It’s not (always) about you!
In the social media world, balance is everything. On the one hand, a strong strategic vision is crucial. Do the groundwork. Plot a course. Execute the plan.
But don’t get obstinately fixated on staying the course. Social media is one of the most important (and impact-making) touch points brands have with consumers. The ability to pivot and ensure your customer’s satisfaction is a powerful ability indeed.
How can a brand share content that is true to their vision but still takes into consideration what the customer wants and needs? Here are 3 ways.
1. Meet Them Where They’re At
Customers respond differently to messages depending on their source of delivery. In 2018, B2C emails had an average open rate of 19.7% which illustrates the sustaining effectiveness of this form of marketing. Even still, what your brand does well with eCRM might not translate to social. Shoppers are savvy. Brands must now pivot their storytelling in ways that make sense on the respective platform their patrons are actively engaged with.
Skincare brand Kiehl’s does a terrific job of creating clear distinctions with their approach to building content. Their emails are very transactional, their website integrating more engaging components like a skin routine questionnaire. Upon visiting their Instagram feed, they extend their brand narrative with a myriad of visual micro-stories.
Leaning into your brand’s nuanced differences displays a higher degree of awareness of how to speak with your consumers in as authentic a way as possible. With 90% of millennials appreciating “authenticity.” this bodes well for future efforts.
2. Be Okay with Shutting Up (and listening)
As Marty Neumeier has said, “Brand is not what you say it is. It’s what they say it is.” More than ever, it’s an incredibly actionable piece of advice. Social listening tools like Netbase and Brandwatch can assist you in determining the conversation and sentiment around your brand. Since social listening compiles an amalgamation of peoples’ current attitudes and feelings about your brand and/or products, these insights can be very powerful when trying to attain, keep, and hone your competitive edge.
In an interview with Econsultancy, Amy Vetter, Samsung’s Senior European Digital Insights Manager, talked about some of the ways that Samsung uses social listening to sharpen their marketing efforts.
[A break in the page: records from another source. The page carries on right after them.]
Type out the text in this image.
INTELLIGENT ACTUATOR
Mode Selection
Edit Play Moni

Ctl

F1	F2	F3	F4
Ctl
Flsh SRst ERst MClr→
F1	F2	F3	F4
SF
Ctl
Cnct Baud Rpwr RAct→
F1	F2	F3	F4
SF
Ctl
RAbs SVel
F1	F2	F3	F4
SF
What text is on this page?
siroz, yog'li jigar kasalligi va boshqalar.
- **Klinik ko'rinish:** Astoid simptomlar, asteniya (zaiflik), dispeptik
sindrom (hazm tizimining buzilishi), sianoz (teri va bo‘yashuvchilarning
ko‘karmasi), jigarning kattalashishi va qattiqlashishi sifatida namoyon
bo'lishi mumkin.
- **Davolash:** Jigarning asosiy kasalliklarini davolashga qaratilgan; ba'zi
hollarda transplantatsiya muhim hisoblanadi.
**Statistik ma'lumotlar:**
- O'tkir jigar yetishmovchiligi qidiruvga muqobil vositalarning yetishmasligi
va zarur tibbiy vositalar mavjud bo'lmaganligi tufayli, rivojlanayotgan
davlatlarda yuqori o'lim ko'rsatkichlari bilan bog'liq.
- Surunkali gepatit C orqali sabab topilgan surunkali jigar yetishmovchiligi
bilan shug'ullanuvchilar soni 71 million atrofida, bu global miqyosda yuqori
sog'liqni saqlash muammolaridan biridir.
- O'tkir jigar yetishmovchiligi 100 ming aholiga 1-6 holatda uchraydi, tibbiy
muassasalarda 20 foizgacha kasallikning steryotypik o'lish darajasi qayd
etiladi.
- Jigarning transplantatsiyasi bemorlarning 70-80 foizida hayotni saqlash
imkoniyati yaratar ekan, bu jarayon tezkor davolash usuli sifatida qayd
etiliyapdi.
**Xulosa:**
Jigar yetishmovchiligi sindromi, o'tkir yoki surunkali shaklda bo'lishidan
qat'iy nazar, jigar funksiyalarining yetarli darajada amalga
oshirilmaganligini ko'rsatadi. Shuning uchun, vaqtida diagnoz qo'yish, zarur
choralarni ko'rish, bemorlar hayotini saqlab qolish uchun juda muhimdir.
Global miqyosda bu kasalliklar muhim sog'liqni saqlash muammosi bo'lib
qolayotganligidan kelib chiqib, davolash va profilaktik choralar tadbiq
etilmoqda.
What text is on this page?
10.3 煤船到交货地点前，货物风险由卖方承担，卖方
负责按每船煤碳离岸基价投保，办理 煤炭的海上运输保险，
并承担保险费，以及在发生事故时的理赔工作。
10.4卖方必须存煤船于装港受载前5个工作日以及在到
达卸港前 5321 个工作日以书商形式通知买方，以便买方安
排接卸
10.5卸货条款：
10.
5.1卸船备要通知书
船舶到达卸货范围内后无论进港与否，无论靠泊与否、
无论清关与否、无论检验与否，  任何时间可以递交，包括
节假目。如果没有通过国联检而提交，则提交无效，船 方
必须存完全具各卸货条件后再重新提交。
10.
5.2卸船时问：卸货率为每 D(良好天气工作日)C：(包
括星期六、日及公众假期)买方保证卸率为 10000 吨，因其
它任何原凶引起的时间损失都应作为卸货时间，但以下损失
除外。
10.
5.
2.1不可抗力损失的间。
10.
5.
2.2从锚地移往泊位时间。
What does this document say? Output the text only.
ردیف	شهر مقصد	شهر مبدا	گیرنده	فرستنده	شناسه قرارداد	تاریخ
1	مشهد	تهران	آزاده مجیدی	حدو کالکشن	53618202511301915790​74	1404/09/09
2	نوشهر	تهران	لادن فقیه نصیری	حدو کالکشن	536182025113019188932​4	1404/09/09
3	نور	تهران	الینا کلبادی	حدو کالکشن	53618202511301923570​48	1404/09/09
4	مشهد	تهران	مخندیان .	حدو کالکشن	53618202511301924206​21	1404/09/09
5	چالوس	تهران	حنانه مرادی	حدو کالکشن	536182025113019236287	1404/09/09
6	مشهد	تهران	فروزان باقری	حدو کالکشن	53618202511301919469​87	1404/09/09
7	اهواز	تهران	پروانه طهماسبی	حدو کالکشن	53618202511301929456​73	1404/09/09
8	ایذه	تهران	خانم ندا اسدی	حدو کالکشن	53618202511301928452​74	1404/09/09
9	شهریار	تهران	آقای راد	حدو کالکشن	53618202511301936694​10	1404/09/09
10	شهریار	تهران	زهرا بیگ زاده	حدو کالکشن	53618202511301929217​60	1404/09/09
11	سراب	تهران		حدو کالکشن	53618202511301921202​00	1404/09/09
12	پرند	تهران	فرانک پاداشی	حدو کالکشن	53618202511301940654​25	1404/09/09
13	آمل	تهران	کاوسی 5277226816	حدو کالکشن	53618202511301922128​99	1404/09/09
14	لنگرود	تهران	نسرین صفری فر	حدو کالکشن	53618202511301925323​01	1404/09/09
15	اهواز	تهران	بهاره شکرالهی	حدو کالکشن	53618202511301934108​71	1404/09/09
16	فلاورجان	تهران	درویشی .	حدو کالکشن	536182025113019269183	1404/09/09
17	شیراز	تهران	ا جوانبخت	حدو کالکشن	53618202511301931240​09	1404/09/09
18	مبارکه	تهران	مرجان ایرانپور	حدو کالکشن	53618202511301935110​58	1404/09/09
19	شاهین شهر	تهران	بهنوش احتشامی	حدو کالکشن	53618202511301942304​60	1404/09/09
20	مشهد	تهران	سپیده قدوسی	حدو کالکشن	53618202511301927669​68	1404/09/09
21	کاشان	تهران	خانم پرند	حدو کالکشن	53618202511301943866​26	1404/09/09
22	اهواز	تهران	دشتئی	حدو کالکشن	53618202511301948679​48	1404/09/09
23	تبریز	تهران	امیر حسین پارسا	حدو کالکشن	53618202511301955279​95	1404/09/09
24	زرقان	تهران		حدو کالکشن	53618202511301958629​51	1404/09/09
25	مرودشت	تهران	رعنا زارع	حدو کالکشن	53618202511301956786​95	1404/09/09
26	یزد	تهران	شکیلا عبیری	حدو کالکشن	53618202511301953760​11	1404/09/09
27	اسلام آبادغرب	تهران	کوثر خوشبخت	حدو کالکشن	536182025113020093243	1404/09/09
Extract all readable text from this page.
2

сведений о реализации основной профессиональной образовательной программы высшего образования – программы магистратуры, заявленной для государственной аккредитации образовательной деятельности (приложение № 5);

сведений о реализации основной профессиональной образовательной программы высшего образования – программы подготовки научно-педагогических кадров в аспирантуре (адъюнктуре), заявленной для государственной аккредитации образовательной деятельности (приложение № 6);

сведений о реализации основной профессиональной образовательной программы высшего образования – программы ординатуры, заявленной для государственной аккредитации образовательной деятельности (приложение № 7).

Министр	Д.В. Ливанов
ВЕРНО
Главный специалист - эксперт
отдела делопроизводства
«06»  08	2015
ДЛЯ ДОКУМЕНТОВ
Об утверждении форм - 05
She noted that with the help of Crimson Hexagon, an AI-powered consumer insights platform, her team can go further in ensuring their marketing reflects current usage trends among consumers. “We can understand that people are using the phone to take pictures, maybe of an après-ski, or on the beach; and we can go out and mimic that type of imagery to resonate with our consumers.” Instead of going to market with solely what they thought was interesting, Samsung was able to tap into a relevant content stream with their consumers and saw increased engagements.
When analyzing listening data, identify what’s positive and see how you can do more of it. If the feedback is negative, analyze and brainstorm how to best course correct. You should never take every negative comment to heart, but search for what seems constructive. That way, you will be able to craft new talking points that align with your brand which now incorporates crucial feedback from the desired audience you want to connect with.
3. Don’t Obsess (too much) About Your Budget
Even in an age of social ubiquity, social-first creative content often gets overlooked. One common excuse? Budget. It’s good to be mindful about budgets, but brands don’t always need limitless resources to produce great social content. They just need to get creative.
Balenciaga, one of fashion’s most iconic luxury houses, posts quirky images that are generally shot on a mobile device and then shared to their 9 million Instagram followers. Their most engaged post of the last 6 months—a shoe with the heel pushed through a citrus fruit. With over 354,000 engagements, this brand is illustrating how social-first content isn’t as precious or hard to come by as many expect it to be. Drunk Elephant, a “clean-clinical” skincare brand which launched in 2013, has also tested the low-lift content waters. Analyzing their top 50 most engaged posts of 2019 reveals that 30% are text-driven posts. These assets can easily be created with free mobile apps like WordSwag, Typorama, or Canva.
Being more “scrappy” gives you many more opportunities to try out novel approaches and gauge how many of your followers are joining you. While the pace of social can create challenges for marketers, it also makes it easier to test various types of content and quickly see what’s effective or not.
Consumers have high expectations, and it can be challenging to meet them. On social media, however, they follow you for a reason. So don’t be afraid to pivot for them. Give them a reason to stay with you on this journey, and you’ll increase your odds of turning a casual consumer into a true brand advocate.